Bezerra – Passo a passo e trajetória de um jacarandá
Eduardo Gomes
@andradeeduardogomes
O quadro de saúde de Carlos Bezerra é de domínio público. Seu histórico político, no entanto, não é conhecido por todos, muito embora seja o mais massificado em Mato Grosso. O passo a passo de Bezerra na vida pública e sua quase atemporalidade estão neste texto.
Nunca em Mato Grosso um partido foi controlado por tanto tempo por um político quanto o MDB de Carlos Gomes Bezerra – que o preside desde tempos imemoriais. Por isso, não lhe faltam apelidos: cacique, mandachuva, ditador, morubixaba, kamarada Bezerroff. Para mim, ele é apenas o Bezerra, mas nem o respeito ao seu sobrenome me impede de vê-lo do modo que imagino que seja – Mão de Pilão. Desde 1970 acumulando disputas eleitorais e desde 1941 soprando velinhas de aniversário. ele é um verdadeiro jacarandá sempre correndo atrás de votos.

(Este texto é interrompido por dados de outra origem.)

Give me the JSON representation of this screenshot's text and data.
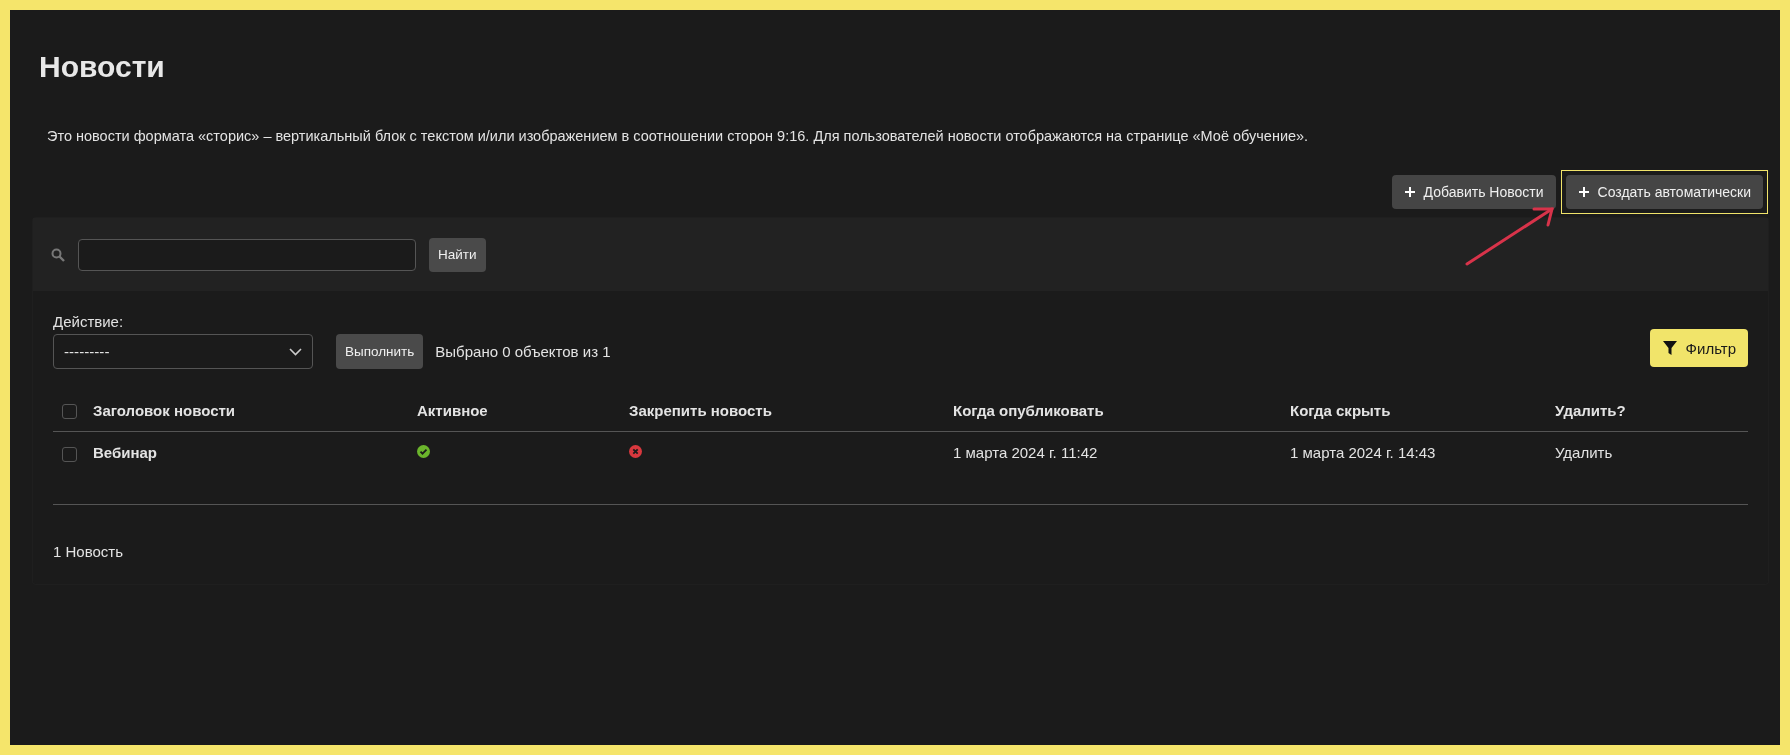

Bezerra é forte e não sabe mais chorar. A única vez que derramou lágrimas foi em 4 de abril de 1941, quando nasceu na zona rural de Chapada dos Guimarães. Dona Celina Fialho Bezerra, a mãe, emocionada, comemorava o nascimento do filho. Arão Gomes Bezerra, o pai, era fazendeiro, garimpeiro e não gostava de moleza. Seo Arão se incomodou com o choro e mandou o recém-nascido calar a boca.
Chapada era pequena para o Carlos do seo Arão. Cuiabá foi seu destino. Matriculado, militou no movimento estudantil secundarista e o liderou. Foi pra faculdade e conquistou canudo de advogado. De tendência socialista, se filiou ao PTB. Com o bipartidarismo correu para o Manda Brasa – apelido popular carinhoso do Movimento Democrático Brasileiro (MDB), que fazia oposição ao governo militar politicamente representado pela Aliança Renovadora Nacional (Arena), que em Mato Grosso era chefiada por Filinto Müller, José Fragelli, Garcia Neto, Vicente Vuolo, Afro Stefanini, Gastão Müller, Emanuel Pinheiro, Fiote Campos, Valdon Varjão e outros.
E dá-lhe palanque!
Em 1970 Bezerra lançou-se candidato a deputado estadual e deu com os burros n’água. Quatro anos depois, chegou à Assembleia Legislativa. Em 1978, se destacou em Mato Grosso e se elegeu deputado federal.
Ao se eleger deputado estadual Bezerra advogava em Rondonópolis, onde mais tarde montou a Cerâmica São Carlos. Nunca mais deixou aquela cidade. Deputado federal, tratou de costurar seu caminho para a prefeitura – e dali ao governo.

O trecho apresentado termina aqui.